Сто раз ведь хотела купить себе подствольный гранатомет, но денег катастрофически не хватает, весь хабар уходит то на продление полиса (а без него никуда), то на боеприпасы, то на «стрелу», без которой тоже никуда.
На горизонте совсем некстати появился АТ-АТ, четвероногий боевой шагоход, куда более смертоносный, чем его тезка из древнего фильма. Возможно, беспилотник наводил его на меня. Но тут я имела преимущество – в моноцикл на полной скорости попасть очень сложно. Я «положила» машину, так, чтобы угол между корпусом и дорогой составлял 27-30 градусов и резво прошмыгнула под носом зазевавшегося шагохода. Тот, конечно, жахнул пару раз для порядка, но промазал. Можно было погасить его «стрелой», но зачем? С шагоходами пусть военные разбираются, а у нас есть задачи поважнее. Стая киберволков или группа БПЛА для одинокого путника страшнее, чем любой роботизированный мастодонт.

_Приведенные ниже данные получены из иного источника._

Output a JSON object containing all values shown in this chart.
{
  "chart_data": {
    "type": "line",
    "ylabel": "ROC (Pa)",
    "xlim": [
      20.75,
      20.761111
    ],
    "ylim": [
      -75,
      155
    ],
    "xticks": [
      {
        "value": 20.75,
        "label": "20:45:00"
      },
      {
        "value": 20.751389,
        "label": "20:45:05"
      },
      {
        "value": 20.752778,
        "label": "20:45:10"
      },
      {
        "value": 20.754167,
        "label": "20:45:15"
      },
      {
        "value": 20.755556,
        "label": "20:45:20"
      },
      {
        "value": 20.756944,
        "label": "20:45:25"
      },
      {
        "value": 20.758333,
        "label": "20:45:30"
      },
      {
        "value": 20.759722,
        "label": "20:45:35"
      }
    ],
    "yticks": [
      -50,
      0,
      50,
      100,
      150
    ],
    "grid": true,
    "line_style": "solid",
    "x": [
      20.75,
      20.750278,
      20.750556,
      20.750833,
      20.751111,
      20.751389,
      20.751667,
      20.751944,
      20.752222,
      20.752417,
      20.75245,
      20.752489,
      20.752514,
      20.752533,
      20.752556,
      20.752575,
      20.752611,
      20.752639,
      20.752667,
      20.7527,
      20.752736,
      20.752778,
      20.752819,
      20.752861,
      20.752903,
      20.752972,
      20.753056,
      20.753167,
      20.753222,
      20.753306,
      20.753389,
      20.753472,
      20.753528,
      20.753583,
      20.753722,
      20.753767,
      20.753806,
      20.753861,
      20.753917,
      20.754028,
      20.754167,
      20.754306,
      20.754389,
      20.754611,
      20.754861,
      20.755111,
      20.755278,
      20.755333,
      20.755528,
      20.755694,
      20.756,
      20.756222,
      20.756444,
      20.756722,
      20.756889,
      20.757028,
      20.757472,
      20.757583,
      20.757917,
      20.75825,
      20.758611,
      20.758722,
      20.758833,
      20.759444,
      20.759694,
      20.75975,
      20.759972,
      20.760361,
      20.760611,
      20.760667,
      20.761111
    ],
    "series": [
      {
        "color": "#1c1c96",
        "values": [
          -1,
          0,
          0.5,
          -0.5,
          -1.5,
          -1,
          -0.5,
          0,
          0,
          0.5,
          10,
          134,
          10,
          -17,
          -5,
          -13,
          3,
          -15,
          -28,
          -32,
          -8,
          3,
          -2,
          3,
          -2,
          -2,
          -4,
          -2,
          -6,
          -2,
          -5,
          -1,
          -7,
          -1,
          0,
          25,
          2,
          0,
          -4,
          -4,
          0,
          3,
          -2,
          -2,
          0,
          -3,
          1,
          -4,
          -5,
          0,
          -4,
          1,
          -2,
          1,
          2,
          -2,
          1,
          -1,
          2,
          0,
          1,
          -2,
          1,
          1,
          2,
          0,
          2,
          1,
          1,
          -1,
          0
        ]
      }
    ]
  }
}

Мы живем в странном мире, по крайней мере, я считаю его странным. Например, Война. Когда человек открыл бессмертие, существовало множество государств – Россия, США, какой-то там Китай… говорят, там жили желтые люди!
Так вот, стоило человеку стать бессмертным, как началась третья мировая. Почему? Потому что смертные люди боялись. Боялись смерти. А бессмертные не боялись ничего. Ядерное пламя стирало с лица земли государства, даже целые материки уходили под воду… ну не материки, один материк, не суть важно.
Самое интересное, что такая реакция – совершенно иррациональна. Наше бессмертие – это колбочка с коллагеном, по внешнему виду напоминающим сперму. Искусственный сперматозоид, комбинация стволовой клетки спинного мозга и половой клетки. Я не сильно разбираюсь в этих вопросах; существует сообщество генетиков, постоянно занимающихся модификацией полученного генетического материала.
Всего лишь несколько десятков искусственных сперматозоидов; твой собственный генетический материал, лишь одна хромосома – как лотерейный билет, взятая неизвестно откуда. Мне не известно, а генетикам из Группы Обеспечения (ГрОб, то бишь), известно. Только для них лучше камень на шею и в море, чем проболтаться.
Эти самые «суперсперматозоиды» направляются в «обезличенную» яйцеклетку. Что-то вроде супероплодотворения, но пол ребенка при этом является лотереей. И через девять месяцев после своей смерти ты вновь появляешься на свет Божий, заново проходя веселенький путь от колыбели до совершеннолетия. Правда быстрее – за четыре года, и безболезненнее. Память о прошлых инкарнациях, конечно, не сохраняется, зато опыт, рефлексы, весь багаж бессознательного – все это остается при нас.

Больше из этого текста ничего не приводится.